Dalam Keprihatinan KONI Genap 82 Tahun

M.Nigara, Wartawan Olahraga Senior

Peringkatan Hari Ulang Tahun KONI ke-82

UJIAN tampaknya masih akan terus dihadapi oleh KONI (Komite Olahraga Nasional Indonesia) meski hari ini usianya telah genap 82 tahun. Seharusnya, KONI di usianya yang jauh lebih tua dari republik sudah tak harus menghadapi kesulitan fundamental (keuangan). Seharusnya, di usia yang sedemikian, KONI sudah bisa tersenyum.

Tapi, tidak untuk saling menyalahkan, karena situasi dan kondisi, setiap Ketua Umum dan pengurus KONI yang baru datang, mereka harus kembali memulai dari nol.

Bahkan di era Marciano Norman, langkahnya jauh lebih ke belakang. Kesulitannya bukan hanya persoalan fundamental keuangan, tapi juga persoalan yang jauh dari itu.

Sekali lagi, ini tidak pada posisi menyalahkan , persoalan hukum menjadi bagian yang menggelayuti sangat berat. KONI saat ini selain masih bergelut untuk mencari dana bagi kepentingan operasional, di saat yang bersamaan KONI juga wajib membangkitkan kepercayaan kembali. Sungguh pekerjaan yang sangat berat.

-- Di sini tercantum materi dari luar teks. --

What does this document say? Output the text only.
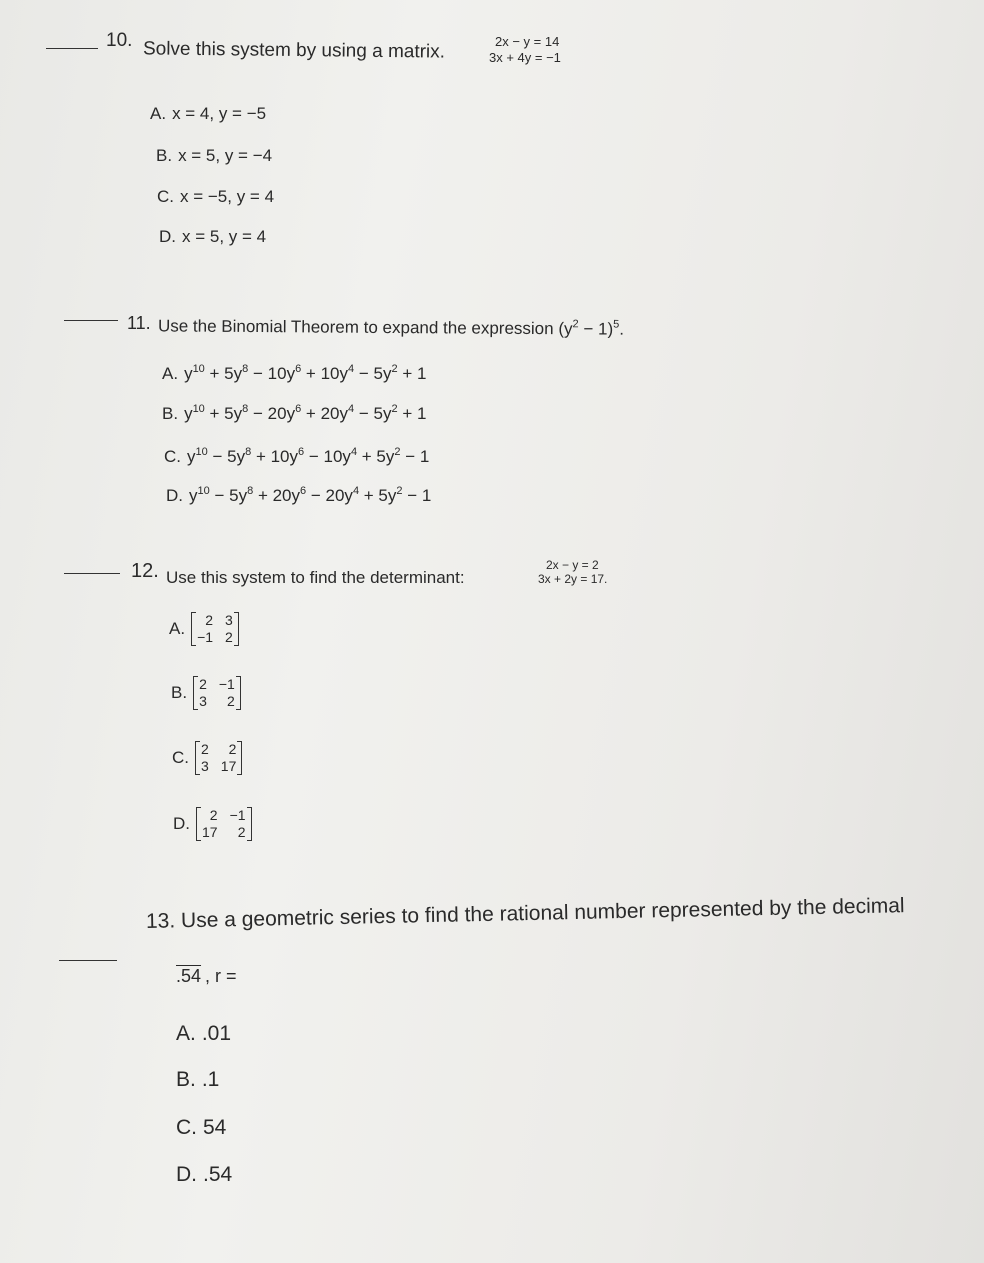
10. Solve this system by using a matrix.	2x − y = 14
3x + 4y = −1
A. x = 4, y = −5
B. x = 5, y = −4
C. x = −5, y = 4
D. x = 5, y = 4
11. Use the Binomial Theorem to expand the expression $(y^2 - 1)^5$.
A. $y^{10} + 5y^8 - 10y^6 + 10y^4 - 5y^2 + 1$
B. $y^{10} + 5y^8 - 20y^6 + 20y^4 - 5y^2 + 1$
C. $y^{10} - 5y^8 + 10y^6 - 10y^4 + 5y^2 - 1$
D. $y^{10} - 5y^8 + 20y^6 - 20y^4 + 5y^2 - 1$
12. Use this system to find the determinant:
2x − y = 2
3x + 2y = 17.
A.	2 3
−1 2
B. 2 −1
3	2
C. 2	2
3 17
D.	2 −1
17	2
13. Use a geometric series to find the rational number represented by the decimal
.54 , r =
A. .01
B. .1
C. 54
D. .54
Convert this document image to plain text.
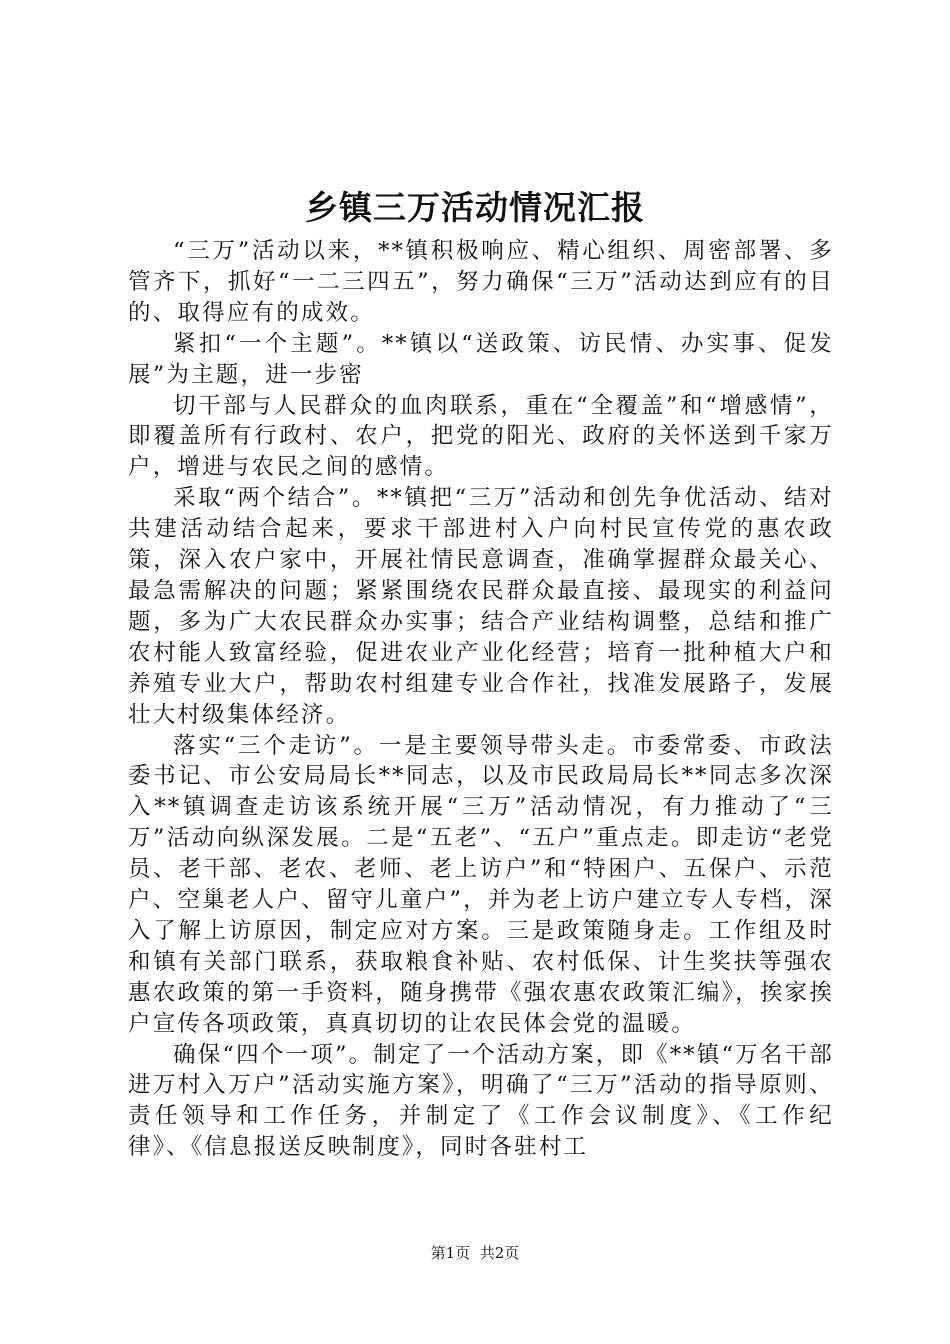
乡镇三万活动情况汇报

“三万”活动以来，**镇积极响应、精心组织、周密部署、多管齐下，抓好“一二三四五”，努力确保“三万”活动达到应有的目的、取得应有的成效。

紧扣“一个主题”。**镇以“送政策、访民情、办实事、促发展”为主题，进一步密

切干部与人民群众的血肉联系，重在“全覆盖”和“增感情”，即覆盖所有行政村、农户，把党的阳光、政府的关怀送到千家万户，增进与农民之间的感情。

采取“两个结合”。**镇把“三万”活动和创先争优活动、结对共建活动结合起来，要求干部进村入户向村民宣传党的惠农政策，深入农户家中，开展社情民意调查，准确掌握群众最关心、最急需解决的问题；紧紧围绕农民群众最直接、最现实的利益问题，多为广大农民群众办实事；结合产业结构调整，总结和推广农村能人致富经验，促进农业产业化经营；培育一批种植大户和养殖专业大户，帮助农村组建专业合作社，找准发展路子，发展壮大村级集体经济。

落实“三个走访”。一是主要领导带头走。市委常委、市政法委书记、市公安局局长**同志，以及市民政局局长**同志多次深入**镇调查走访该系统开展“三万”活动情况，有力推动了“三万”活动向纵深发展。二是“五老”、“五户”重点走。即走访“老党员、老干部、老农、老师、老上访户”和“特困户、五保户、示范户、空巢老人户、留守儿童户”，并为老上访户建立专人专档，深入了解上访原因，制定应对方案。三是政策随身走。工作组及时和镇有关部门联系，获取粮食补贴、农村低保、计生奖扶等强农惠农政策的第一手资料，随身携带《强农惠农政策汇编》，挨家挨户宣传各项政策，真真切切的让农民体会党的温暖。

确保“四个一项”。制定了一个活动方案，即《**镇“万名干部进万村入万户”活动实施方案》，明确了“三万”活动的指导原则、责任领导和工作任务，并制定了《工作会议制度》、《工作纪律》、《信息报送反映制度》，同时各驻村工

第1页 共2页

Langkah KONI di usianya yang ke-82 ini jauh lebih rumit di banding era ISI (Ikatan Sport Indonedia) yang dideklarasikan tahun 1938. Saat itu, ISI berat karena faktor penjajah, kesulitan yang justru dapat meningkatkan kepercayaan kaum muda.

ISI? Ya, jauh sebelum republik Indonesia diproklamirkan oleh Bung Karno dan Bung Hatta, para tokoh olahraga sudah lebih dulu mendeklarasikan Indonesia lewat ISI. Bahkan jauh sebelum ISI, Ir. Soeratin lebih dulu memproklamirkan Indonesia, tepatnya 10 April 1930, melalui berdirinya PSSI (Persatoean Sepakraga Seloeloeh Indonesia). Jadi, ISI adalah cikal-bakal KONI. Semua itu dipicu dengan kemunculan berdirinya organisasi kepemudaan Boedi Oetomo, 20 Mei 1908 dan Soempah Pemoeda 28 Oktober 1928.

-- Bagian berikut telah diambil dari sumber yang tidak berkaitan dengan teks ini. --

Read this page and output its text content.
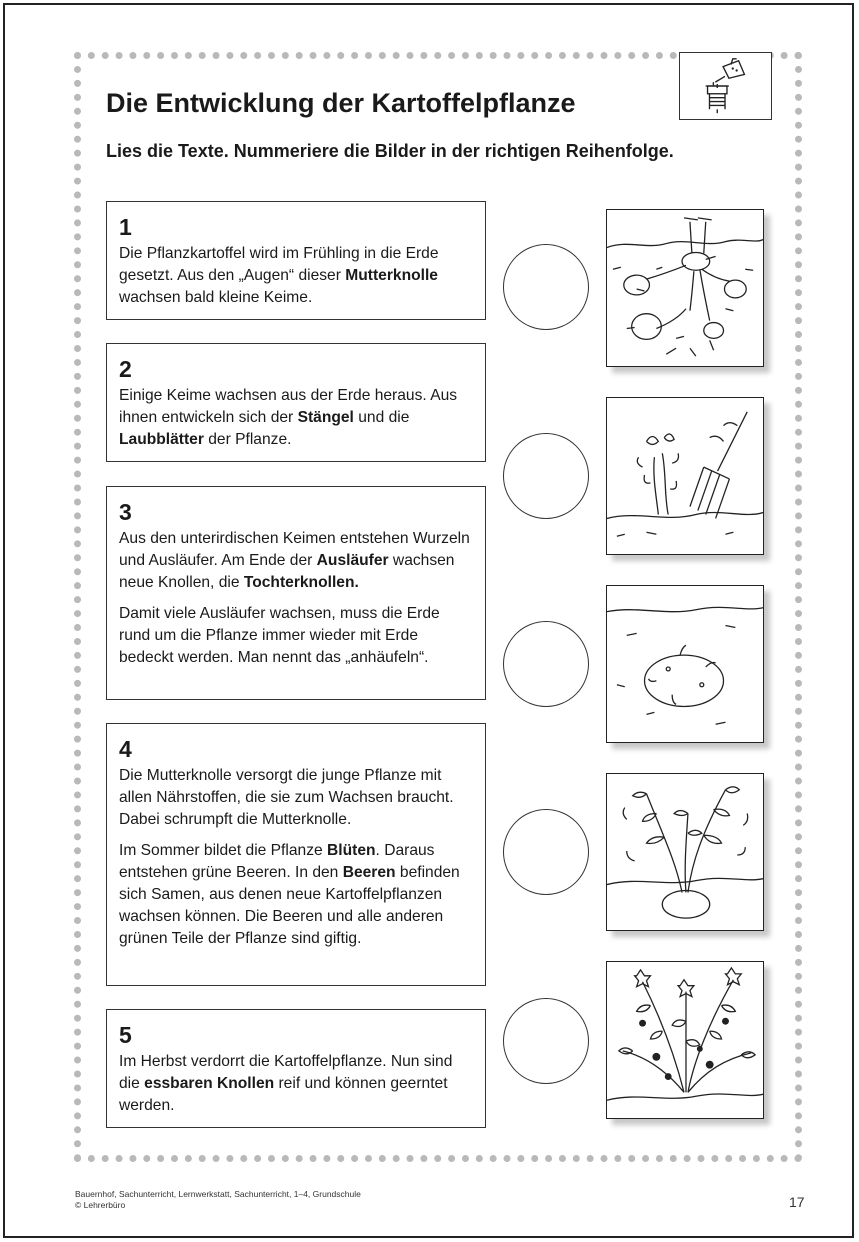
Die Entwicklung der Kartoffelpflanze

Lies die Texte. Nummeriere die Bilder in der richtigen Reihenfolge.

1

Die Pflanzkartoffel wird im Frühling in die Erde gesetzt. Aus den „Augen“ dieser Mutterknolle wachsen bald kleine Keime.

2

Einige Keime wachsen aus der Erde heraus. Aus ihnen entwickeln sich der Stängel und die Laubblätter der Pflanze.

3

Aus den unterirdischen Keimen entstehen Wurzeln und Ausläufer. Am Ende der Ausläufer wachsen neue Knollen, die Tochterknollen.

Damit viele Ausläufer wachsen, muss die Erde rund um die Pflanze immer wieder mit Erde bedeckt werden. Man nennt das „anhäufeln“.

4

Die Mutterknolle versorgt die junge Pflanze mit allen Nährstoffen, die sie zum Wachsen braucht. Dabei schrumpft die Mutterknolle.

Im Sommer bildet die Pflanze Blüten. Daraus entstehen grüne Beeren. In den Beeren befinden sich Samen, aus denen neue Kartoffelpflanzen wachsen können. Die Beeren und alle anderen grünen Teile der Pflanze sind giftig.

5

Im Herbst verdorrt die Kartoffelpflanze. Nun sind die essbaren Knollen reif und können geerntet werden.

Bauernhof, Sachunterricht, Lernwerkstatt, Sachunterricht, 1–4, Grundschule
© Lehrerbüro	17
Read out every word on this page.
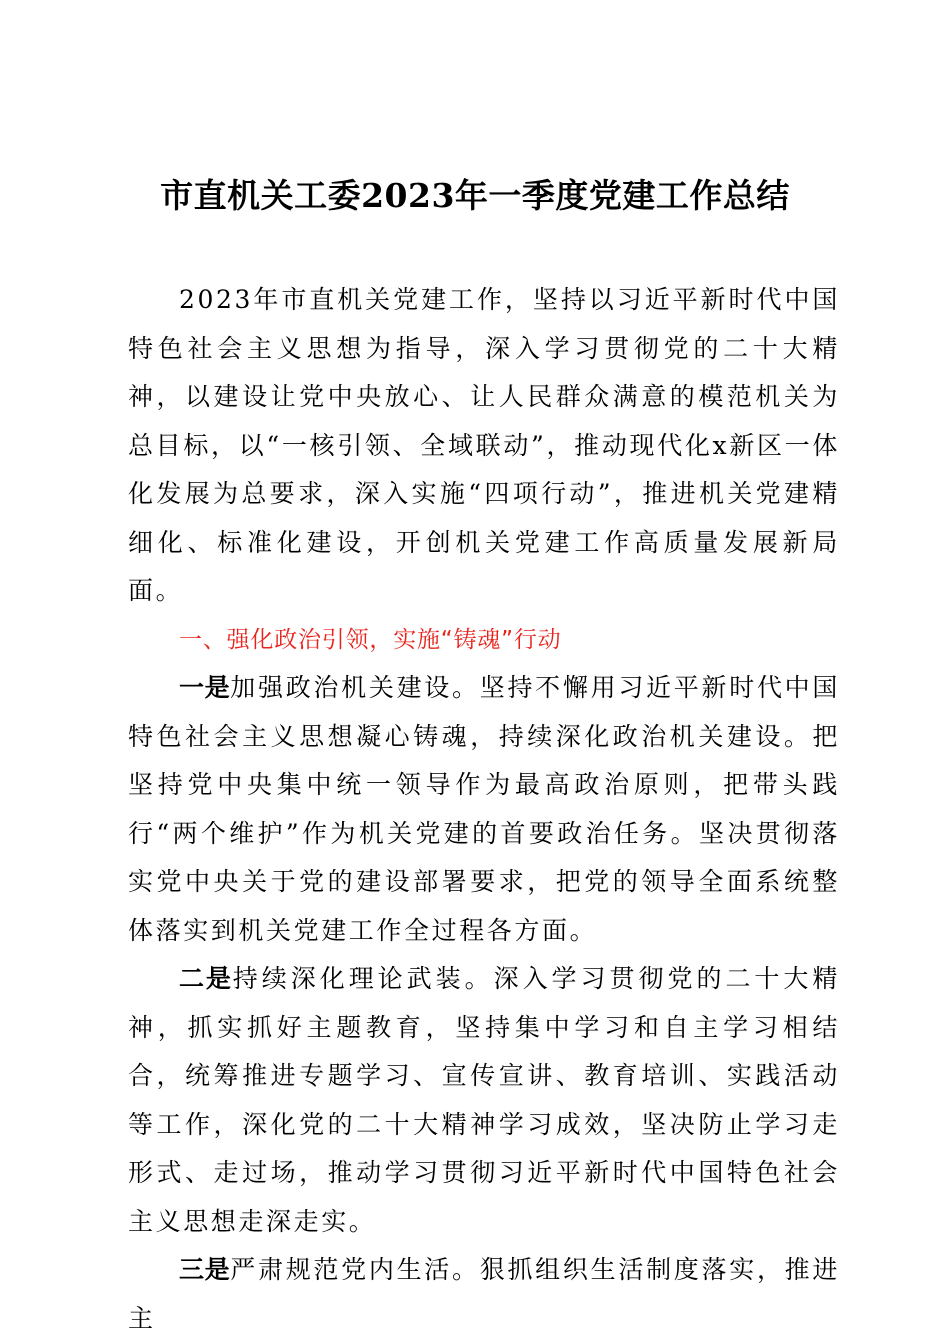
市直机关工委2023年一季度党建工作总结

2023年市直机关党建工作，坚持以习近平新时代中国特色社会主义思想为指导，深入学习贯彻党的二十大精神，以建设让党中央放心、让人民群众满意的模范机关为总目标，以“一核引领、全域联动”，推动现代化x新区一体化发展为总要求，深入实施“四项行动”，推进机关党建精细化、标准化建设，开创机关党建工作高质量发展新局面。

一、强化政治引领，实施“铸魂”行动

一是加强政治机关建设。坚持不懈用习近平新时代中国特色社会主义思想凝心铸魂，持续深化政治机关建设。把坚持党中央集中统一领导作为最高政治原则，把带头践行“两个维护”作为机关党建的首要政治任务。坚决贯彻落实党中央关于党的建设部署要求，把党的领导全面系统整体落实到机关党建工作全过程各方面。

二是持续深化理论武装。深入学习贯彻党的二十大精神，抓实抓好主题教育，坚持集中学习和自主学习相结合，统筹推进专题学习、宣传宣讲、教育培训、实践活动等工作，深化党的二十大精神学习成效，坚决防止学习走形式、走过场，推动学习贯彻习近平新时代中国特色社会主义思想走深走实。

三是严肃规范党内生活。狠抓组织生活制度落实，推进主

KONI, sejak masih menjadi ISI, seluruh pekerjaannya hanya dan selalu untuk kepentingan dan kejayaan negara. Namun perubahan keadaan, perubahan garis politik praktislah yang membuat KONI menjadi tak menentu.

Bayangkan, sekitar 12 tahun, KONI seperti sesuatu yang tak berharga. Setiap langkah KONI, seperti ada yang menghalangi. KONI seperti kehilangan asmanya. Marwah KONI tenggelam ke lubang yang gelap.

Bersyukur, hadirnya Dr. Zainudin Amali sebagai Menpora membuat KONI seperti hidup kembali. Meski begitu, masih terlalu banyak hal-hal, khususnya yang terkait dengan anggaran, belum juga bergerak.

Baik Kemenpora maupun KONI, Menpora maupun Ketum KONI, belum bisa berbuat apa-apa. Ketatnya rezim anggaran dan masalah hukum yang masih tersisa, membuat keinginan, niat baik, dan sejarah masa silam belum mampu mengubah keadaan.

Sama seperti banyak ketua cabang olahraga, Ketum KONI terpaksa berjibaku untuk memutar roda KONI tak terhenti. Meminjam dari pihak ketiga tampaknya masih menjadi bagian yang lumrah dalam dunia olahraga. Ya, prinsip utamanya, apa pun itu, roda KONI harus tetap berputar.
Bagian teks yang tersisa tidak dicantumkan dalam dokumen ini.